If you try to apply L'Hopital's Rule here as you did, you will be working with$$\lim_{x\to\infty}\frac{x\sin(x^2)}{x^2}.$$But if $g(x)=x\sin(x^2)$, then the limit $\lim_{x\to\infty}g'(x)$ doesn't exist. Therefore, you cannot apply L'Hopital's Rule here.

Answer 2

(Paraphrased from Wikipedia.)

L'Hôpital's rule:

Given functions $f$ and $g$ which are differentiable on an open interval $I$, except possibly at a point $c \in I$, if

$$ \lim _{x \to c}F(x)=\lim _{x\to c}G(x)=0 \text{ or }\pm \infty, \tag{1.} $$ $$ G'(x)\neq 0 \text{ for all }x \in I, \text{ with }x \ne c, \text{ and} \tag{2.} $$ $$ \lim_{x \to c}\frac{F'(x)}{G'(x)} \text{ exists.} \tag{3.} $$

then

$$\lim_{x \to c} \frac{F(x)}{G(x)} =\lim_{x \to c} \frac{F'(x)}{G'(x)}. \tag{4.}$$

You used $F(x) = xf(x)$ and $G(x) = x$ and $I = (x_0, \infty)$ for some $x_0 < 0$.

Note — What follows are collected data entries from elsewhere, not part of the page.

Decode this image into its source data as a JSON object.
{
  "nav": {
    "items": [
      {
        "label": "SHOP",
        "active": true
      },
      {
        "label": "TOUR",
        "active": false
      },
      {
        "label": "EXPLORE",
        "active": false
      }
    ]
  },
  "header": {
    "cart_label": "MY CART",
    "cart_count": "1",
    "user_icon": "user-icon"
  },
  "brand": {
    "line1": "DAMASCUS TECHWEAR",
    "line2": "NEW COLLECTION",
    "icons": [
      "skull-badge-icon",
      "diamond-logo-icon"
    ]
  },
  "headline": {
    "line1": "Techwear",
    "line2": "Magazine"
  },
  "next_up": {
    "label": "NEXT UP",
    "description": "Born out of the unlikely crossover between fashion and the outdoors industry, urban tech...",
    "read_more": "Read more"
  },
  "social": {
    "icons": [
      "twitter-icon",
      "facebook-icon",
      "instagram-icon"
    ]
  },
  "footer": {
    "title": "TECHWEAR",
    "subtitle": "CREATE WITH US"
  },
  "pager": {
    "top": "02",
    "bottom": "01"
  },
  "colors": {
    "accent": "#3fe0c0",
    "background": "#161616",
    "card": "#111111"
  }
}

Since $\lim _{x\to \infty}G(x)= \infty$, condition $(1.)$ requires that $$\lim _{x \to \infty}xf(x) = \infty. \tag{A.}$$

Condition $(2.)$ is satisfied by $G(x)=x$.

Condition $(3.)$ requires that $$\lim_{x \to \infty}[f(x)+xf'(x)] \text{ exists.} \tag{B.}$$

If conditions $(A.)$ and $(B.)$ are met, then, by L'Hôpital's rule, $$ \lim_{x \to \infty} f(x) = \lim_{x \to \infty}[f(x)+xf'(x)]$$

Others have shown you that counter examples do exists.